Charlottetown forever disposed of the issue of Maritime union and now endorsed the principle of a federal union - a union in which the central government would be supreme, but in which local legislatures would retain significant powers (Moore, 58). However, the details had to be worked out among the provinces. Since the delegates had agreed only to discuss the possibility, they would need to return to their provinces and send delegates to another convention that would work out the details. Nevertheless, Charlottetown provided the framework for confederation under two conditions. First, men who had good reason to consider themselves legitimate representatives of the electorates of the future provinces had to be persuaded that confederation was both worthy and feasible (Moore 59). The key players at the meeting were the Canadians and Charles Tupper. Tupper was instrumental in bringing in the Canadian delegates, for he remained a supporter of a broader union and had advocated as such publicly. Second, Macdonald, Cartier and Brown all showed that bipartisanship could provide strong arguments for a federalist system that would benefit all the provinces.
f the Canadians had been successful at Charlottetown, they had already planned to invite the Maritime delegates to Montreal the following month. Following the successful Charlottetown conference the delegates returned to their provinces to ask for new delegates to be appointed for the Quebec conference scheduled to begin on October 10.

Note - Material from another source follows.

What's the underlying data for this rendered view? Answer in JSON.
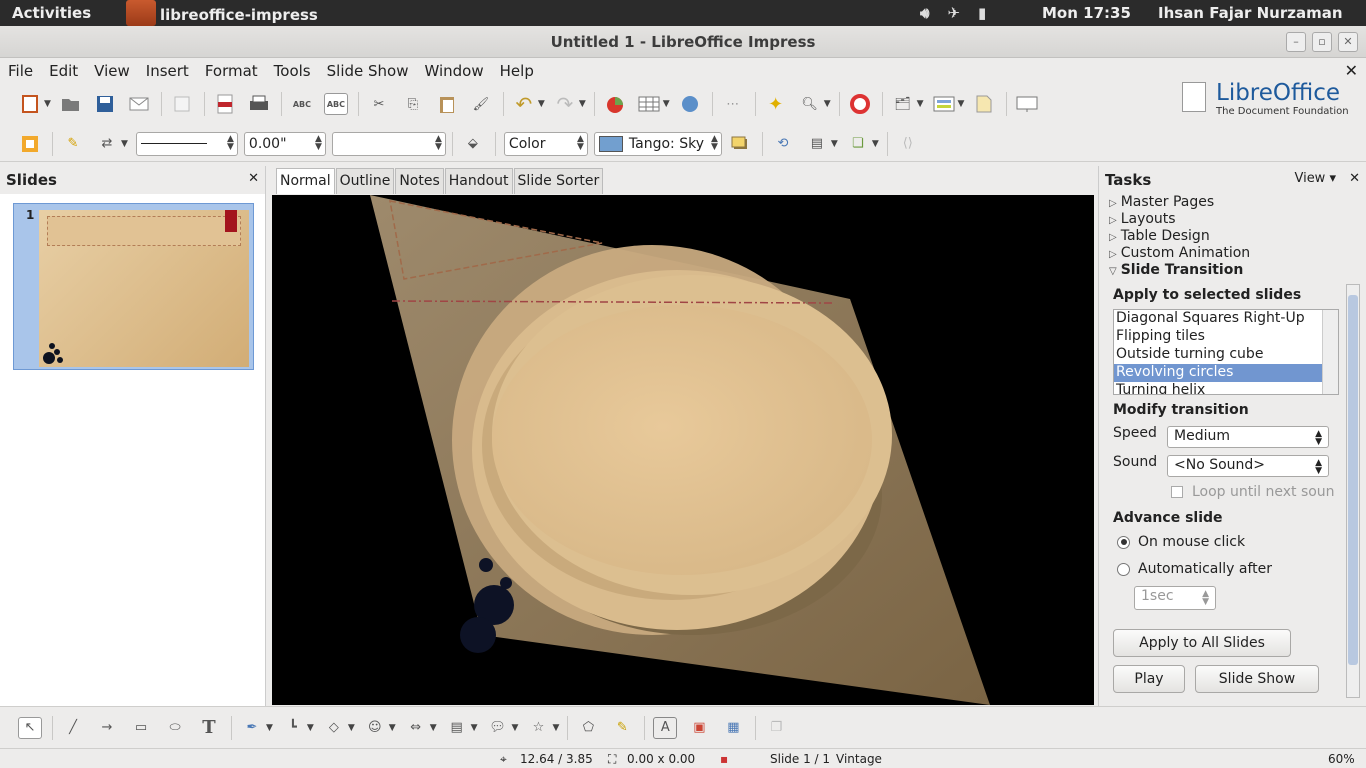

The Canadian proposal was presented by John Macdonald and George Etienne Cartier. The two complemented each other and that combination managed to illustrate that the two sections of the Canadas could work together and, yet, disagree. Creighton illustrates this point, "Macdonald was the acknowledged advocate of the most strongly centralized federation that could be devised. Cartier, whose first and fundamental duty in political life was to defend the special institutions and distinctive culture of French Canada, stood out, in the eyes of the Maritime delegates, as a living guarantee that local loyalties and local administration must be permitted to survive (Creighton, Confederation, 113). Consequently, Federalism was the key part of the Canadian proposal for a broader union. This was the opening of the first of three main presentations on the part of the Canadian Coalition.